A Multitude of Wonders
Every civilization has scanned the heavens for clues to the Creation
The next time you peer at the night sky and spot the North Star or the Big Dipper, think of the ancient Babylonians, Egyptians, and Mayans doing the same thing. Written records of astronomical findings and theories go back the dawn of history.
The first students of astronomy were probably the Chinese. It is said that in 2159 B.C. Two Chinese astronomers, Hi and Ho, were executed for failing to predict an eclipse. Scientists now say the two could have been spared if the official calendar had been more accurate. By 750 B.C., the Chinese were keeping accurate records of meteors, and an astronomer named Shih Shen prepared what was probably the earliest star catalogue around 350 B.C.
Photo by Elena |
The Babylonians and Assyrians knew the approximate length of the year several centuries before the birth of Christ. In pre-Christian Egypt, where the astronomers were priests, the main purpose of astronomy was to keep a calendar. Both the Egyptians and Babylonians learned to build fairly accurate sundials for time-keeping. The earliest Egyptian sundial, still preserved today, is from the eighth century, B.C.
The Greeks took their study of the heavens a step further than the Chinese and the Egyptians by trying to explain what they saw.
The great Greek astronomer Thales, born in 624 B.C., introduced geometric concepts into astronomy and may have realized that the earth is a globe. His contemporary, Anaximander, may have been the first to speculate on the relative distances of the Sun, the moon, and the planets. Aristotle argued against the traditional theory that the earth is flat. He recognized the changing shape of the moon during the month and considered the possibility that the earth revolves around the sun rather than the sun around the earth.
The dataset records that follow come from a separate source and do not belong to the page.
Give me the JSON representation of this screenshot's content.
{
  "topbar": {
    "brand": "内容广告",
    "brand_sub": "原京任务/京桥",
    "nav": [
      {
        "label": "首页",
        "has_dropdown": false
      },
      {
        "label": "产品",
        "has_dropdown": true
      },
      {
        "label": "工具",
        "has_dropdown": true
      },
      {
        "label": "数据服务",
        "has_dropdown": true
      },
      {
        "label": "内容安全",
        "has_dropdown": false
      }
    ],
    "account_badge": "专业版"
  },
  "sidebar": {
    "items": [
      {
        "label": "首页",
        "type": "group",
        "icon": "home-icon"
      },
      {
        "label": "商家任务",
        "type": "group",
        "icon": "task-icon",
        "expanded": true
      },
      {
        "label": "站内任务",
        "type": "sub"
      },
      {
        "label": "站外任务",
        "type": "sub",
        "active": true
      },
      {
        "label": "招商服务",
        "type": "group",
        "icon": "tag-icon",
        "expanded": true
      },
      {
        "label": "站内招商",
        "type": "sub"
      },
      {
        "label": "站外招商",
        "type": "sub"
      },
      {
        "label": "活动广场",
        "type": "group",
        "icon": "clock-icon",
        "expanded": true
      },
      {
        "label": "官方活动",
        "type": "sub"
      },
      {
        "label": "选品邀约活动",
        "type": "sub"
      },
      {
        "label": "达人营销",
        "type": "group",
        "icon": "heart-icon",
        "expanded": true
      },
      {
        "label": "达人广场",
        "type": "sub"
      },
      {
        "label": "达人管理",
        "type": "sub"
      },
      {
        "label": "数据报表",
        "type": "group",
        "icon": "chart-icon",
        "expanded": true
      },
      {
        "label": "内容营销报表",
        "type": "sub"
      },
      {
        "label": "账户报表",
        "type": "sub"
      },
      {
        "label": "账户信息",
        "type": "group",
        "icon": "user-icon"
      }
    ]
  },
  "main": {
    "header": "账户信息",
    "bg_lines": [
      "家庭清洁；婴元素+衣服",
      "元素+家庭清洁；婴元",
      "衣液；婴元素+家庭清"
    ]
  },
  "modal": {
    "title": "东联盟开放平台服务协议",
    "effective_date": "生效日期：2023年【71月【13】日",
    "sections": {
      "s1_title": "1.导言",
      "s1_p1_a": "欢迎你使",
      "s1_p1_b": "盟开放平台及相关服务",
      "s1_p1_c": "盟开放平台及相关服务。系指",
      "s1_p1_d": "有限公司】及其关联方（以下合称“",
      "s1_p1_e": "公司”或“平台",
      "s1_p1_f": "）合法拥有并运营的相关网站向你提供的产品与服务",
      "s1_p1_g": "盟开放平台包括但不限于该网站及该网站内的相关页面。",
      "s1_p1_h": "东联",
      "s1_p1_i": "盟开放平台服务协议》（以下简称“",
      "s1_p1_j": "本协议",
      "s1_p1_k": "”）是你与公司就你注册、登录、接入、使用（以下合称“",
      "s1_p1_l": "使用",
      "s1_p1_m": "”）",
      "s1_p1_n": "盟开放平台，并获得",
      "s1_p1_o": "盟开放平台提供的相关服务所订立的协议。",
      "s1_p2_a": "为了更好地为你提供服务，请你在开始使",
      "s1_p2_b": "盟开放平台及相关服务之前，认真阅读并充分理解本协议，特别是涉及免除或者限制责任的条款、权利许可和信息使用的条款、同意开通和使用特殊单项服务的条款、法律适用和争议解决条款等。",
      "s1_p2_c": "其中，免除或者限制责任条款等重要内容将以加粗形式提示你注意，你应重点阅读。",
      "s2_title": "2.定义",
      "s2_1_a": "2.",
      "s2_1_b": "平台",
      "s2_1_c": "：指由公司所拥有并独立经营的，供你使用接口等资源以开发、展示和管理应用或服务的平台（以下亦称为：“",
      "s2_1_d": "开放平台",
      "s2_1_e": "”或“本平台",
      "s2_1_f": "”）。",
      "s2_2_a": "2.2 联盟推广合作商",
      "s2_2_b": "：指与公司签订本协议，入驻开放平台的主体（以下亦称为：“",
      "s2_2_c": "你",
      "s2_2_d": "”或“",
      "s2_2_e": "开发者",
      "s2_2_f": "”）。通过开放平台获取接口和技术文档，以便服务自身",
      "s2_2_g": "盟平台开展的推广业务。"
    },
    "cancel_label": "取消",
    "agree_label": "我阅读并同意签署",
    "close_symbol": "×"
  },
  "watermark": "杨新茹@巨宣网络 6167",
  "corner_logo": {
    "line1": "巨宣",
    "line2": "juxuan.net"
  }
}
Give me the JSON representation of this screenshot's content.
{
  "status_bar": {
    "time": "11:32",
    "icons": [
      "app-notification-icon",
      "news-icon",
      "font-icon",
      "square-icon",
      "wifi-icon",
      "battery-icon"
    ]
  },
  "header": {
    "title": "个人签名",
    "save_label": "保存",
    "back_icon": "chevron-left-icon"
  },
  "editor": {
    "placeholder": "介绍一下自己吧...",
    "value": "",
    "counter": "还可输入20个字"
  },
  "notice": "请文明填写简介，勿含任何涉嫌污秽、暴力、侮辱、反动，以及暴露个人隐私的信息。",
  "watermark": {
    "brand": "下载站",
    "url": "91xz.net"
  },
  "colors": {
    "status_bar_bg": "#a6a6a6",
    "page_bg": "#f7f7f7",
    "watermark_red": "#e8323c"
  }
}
The Greek astronomer Ptolemy was the first to calculate the distance to the moon, in about 140 B.C., using a technique that is essentially the same as the one used today. The next astronomical leaps forward came from the Hindus, who developed our current system of numbers and place counting, and the Arabs, who took the Hindu number system and developed algebra. The Arab astronomers Muhammad al Battani, working in the late ninth and early 10the century, A.D., predicted eclipses and complied tables of the sun’s and planets’ positions.
It took Nicolaus Copernicus, a 16th-century Polish scientist, to argue scientifically that the earth and other planets revolve around the sun and not the other way around, as people before then believed. Copernicus’s theory of the solar system was embraced by the Italian scientist, Galileo Galilei, who built a powerful telescope for studying the moon and the planets in the early 17th century, and figured out that gravity pulls a light object to Earth as fast as a heavy one.
Galileo was followed by Isaac Newton, who built the first reflecting telescope and firmly established the role of gravity in the laws of motion. Newton also figured out that white light is a blend of all the colors of the rainbow. Knowing that, scientists today are able to study the composition of stars by analyzing the spectrum of light that they give off.